27 Werke sind zu sehen
Daniela Hussels Kunst changiert zwischen beiden „Welten“. Ihre Herkunft vom Bühnenbild ist unverkennbar. Vieles wirkt ausgesprochen dekorativ, was durchaus nicht abwertend gemeint ist. Wer Daniela Hussels Bilder genau anschaut (27 Arbeiten sind es in Baienfurt, alle in Öl, dazu drei plastische), erkennt schnell, wie raffiniert sie strukturiert sind. Die Künstlerin spielt souverän mit Strukturen, collagiert, ja skelettiert Formen, schleift, übermalt, setzt viele denkbare Materialien ein, selbst Meersalz. Das gegenständlichste Bild, eine „Marschlandschaft“von 2017, sieht aus der Entfernung aus wie ein Foto und offenbart sich dann doch als fein strukturiert. Ein „Wasserfall“von 2013, gewiss das Lieblingsbild vieler, überzeugt durch sein raffiniertes Spiel mit dem Licht. Zwei Bilder Mythos I und II gehören wohl ebenfalls zum Besten der Ausstellung. Ihre Hängung macht aber auch deutlich, dass die Baienfurter Stellwände dringend nachgebessert werden müssten; größere Bilder lassen sich da kaum hängen.
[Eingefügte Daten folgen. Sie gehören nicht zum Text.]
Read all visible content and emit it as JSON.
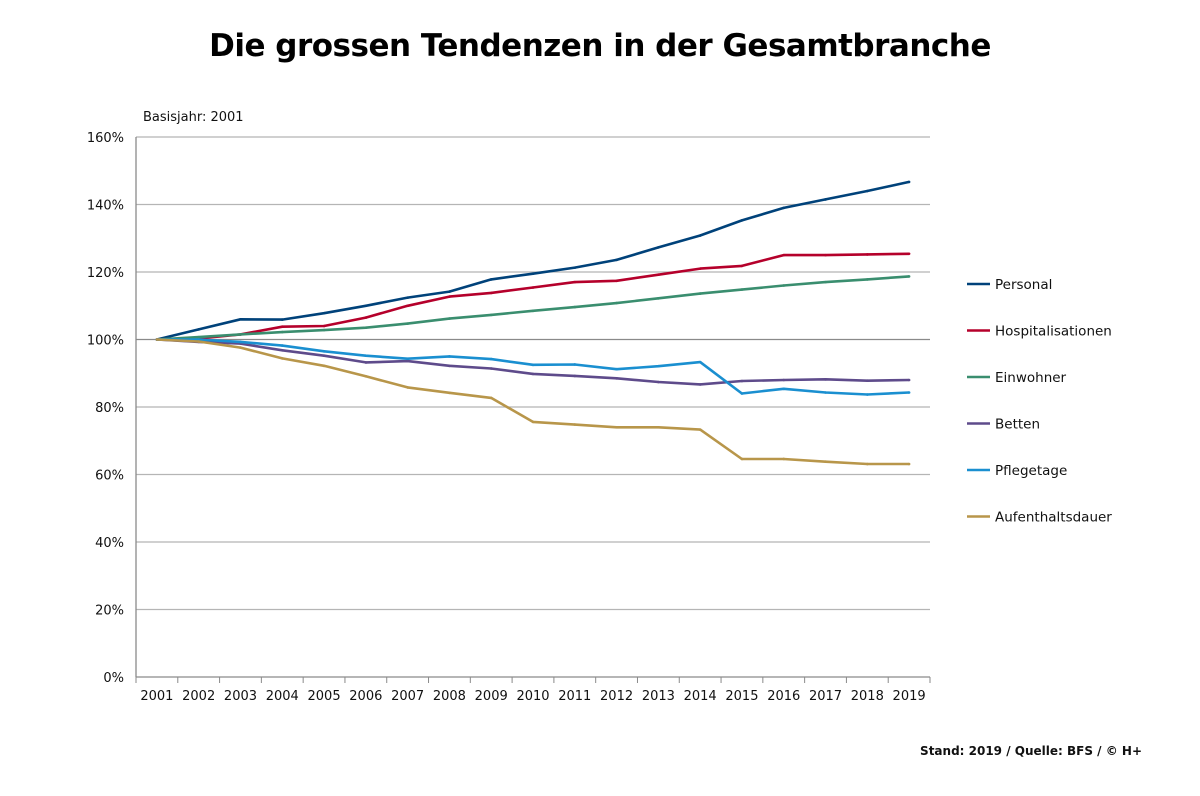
{
  "chart_data": {
    "type": "line",
    "title": "Die grossen Tendenzen in der Gesamtbranche",
    "subtitle": "Basisjahr: 2001",
    "source": "Stand: 2019 / Quelle: BFS / © H+",
    "xlabel": "",
    "ylabel": "",
    "ylim": [
      0,
      160
    ],
    "yticks": [
      "0%",
      "20%",
      "40%",
      "60%",
      "80%",
      "100%",
      "120%",
      "140%",
      "160%"
    ],
    "grid": true,
    "legend_position": "right",
    "x": [
      "2001",
      "2002",
      "2003",
      "2004",
      "2005",
      "2006",
      "2007",
      "2008",
      "2009",
      "2010",
      "2011",
      "2012",
      "2013",
      "2014",
      "2015",
      "2016",
      "2017",
      "2018",
      "2019"
    ],
    "series": [
      {
        "name": "Personal",
        "color": "#00427a",
        "values": [
          100,
          103,
          106,
          105.9,
          107.8,
          110,
          112.4,
          114.2,
          117.8,
          119.5,
          121.3,
          123.6,
          127.3,
          130.8,
          135.3,
          139,
          141.5,
          144,
          146.7
        ]
      },
      {
        "name": "Hospitalisationen",
        "color": "#b5002b",
        "values": [
          100,
          100.3,
          101.5,
          103.8,
          104,
          106.5,
          110,
          112.7,
          113.8,
          115.4,
          117,
          117.4,
          119.2,
          121,
          121.8,
          125,
          125,
          125.2,
          125.4
        ]
      },
      {
        "name": "Einwohner",
        "color": "#3a8e6f",
        "values": [
          100,
          100.7,
          101.5,
          102.2,
          102.8,
          103.5,
          104.7,
          106.2,
          107.3,
          108.5,
          109.6,
          110.8,
          112.2,
          113.6,
          114.8,
          116,
          117,
          117.8,
          118.7
        ]
      },
      {
        "name": "Betten",
        "color": "#5e4b8b",
        "values": [
          100,
          99.3,
          98.8,
          96.8,
          95.2,
          93.2,
          93.6,
          92.2,
          91.4,
          89.8,
          89.2,
          88.5,
          87.4,
          86.7,
          87.7,
          88,
          88.2,
          87.8,
          88
        ]
      },
      {
        "name": "Pflegetage",
        "color": "#1a8fd0",
        "values": [
          100,
          100,
          99.3,
          98.2,
          96.5,
          95.2,
          94.3,
          95,
          94.2,
          92.5,
          92.6,
          91.2,
          92.1,
          93.3,
          84,
          85.4,
          84.3,
          83.7,
          84.3
        ]
      },
      {
        "name": "Aufenthaltsdauer",
        "color": "#b8964a",
        "values": [
          100,
          99.4,
          97.6,
          94.4,
          92.2,
          89.1,
          85.8,
          84.2,
          82.7,
          75.6,
          74.8,
          74,
          74,
          73.3,
          64.6,
          64.6,
          63.8,
          63.1,
          63.1
        ]
      }
    ]
  }
}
„Traumsatz“heißt das einzige, nicht blaue Bild, ein schönes, ungegenständliches gelb-weißes Farbenspiel. Schade, dass die Künstlerin in Baienfurt keine ihrer kritischen Arbeiten zeigt, die sich zum Beispiel mit der Flüchtlings-Problematik beschäftigt. In diesen schwierigen Zeiten ist es schön zu erleben, dass Kunst keine Kompromisse machen muss (im Gegensatz zur Politik). Daniela Hussel spielt souverän auf dieser Klaviatur, auch wenn das Feld der geheimnisvollsten aller Farben längst bestellt ist: nicht erst seit der blauen Blume der Sehnsucht des romantischen Dichters Novalis, , des Blauen Reiters der Expressionisten und vor allem des Franzosen Yves Klein, der sein Ultramarin sogar patentieren ließ. Die Nischen, in denen sich Kunst heutzutage noch profilieren kann, werden immer kleiner. Daniela Hussel leistet dazu einen ästhetischen, populären Beitrag.
Drei junge Frauen erfreuten die Besucher der Vernissage mit feinen Liedern, und das Publikum erklatschte sogar noch eine Zugabe.
Die Ausstellung im Rathaus Baienfurt dauert bis 23. März. Sie ist zu folgenden Öffnungszeiten zu sehen: Montag bis Freitag von 9 bis 12.15 Uhr und zusätzlich montags von 14 bis 16 Uhr und donnerstags von 14 bis 18 Uhr.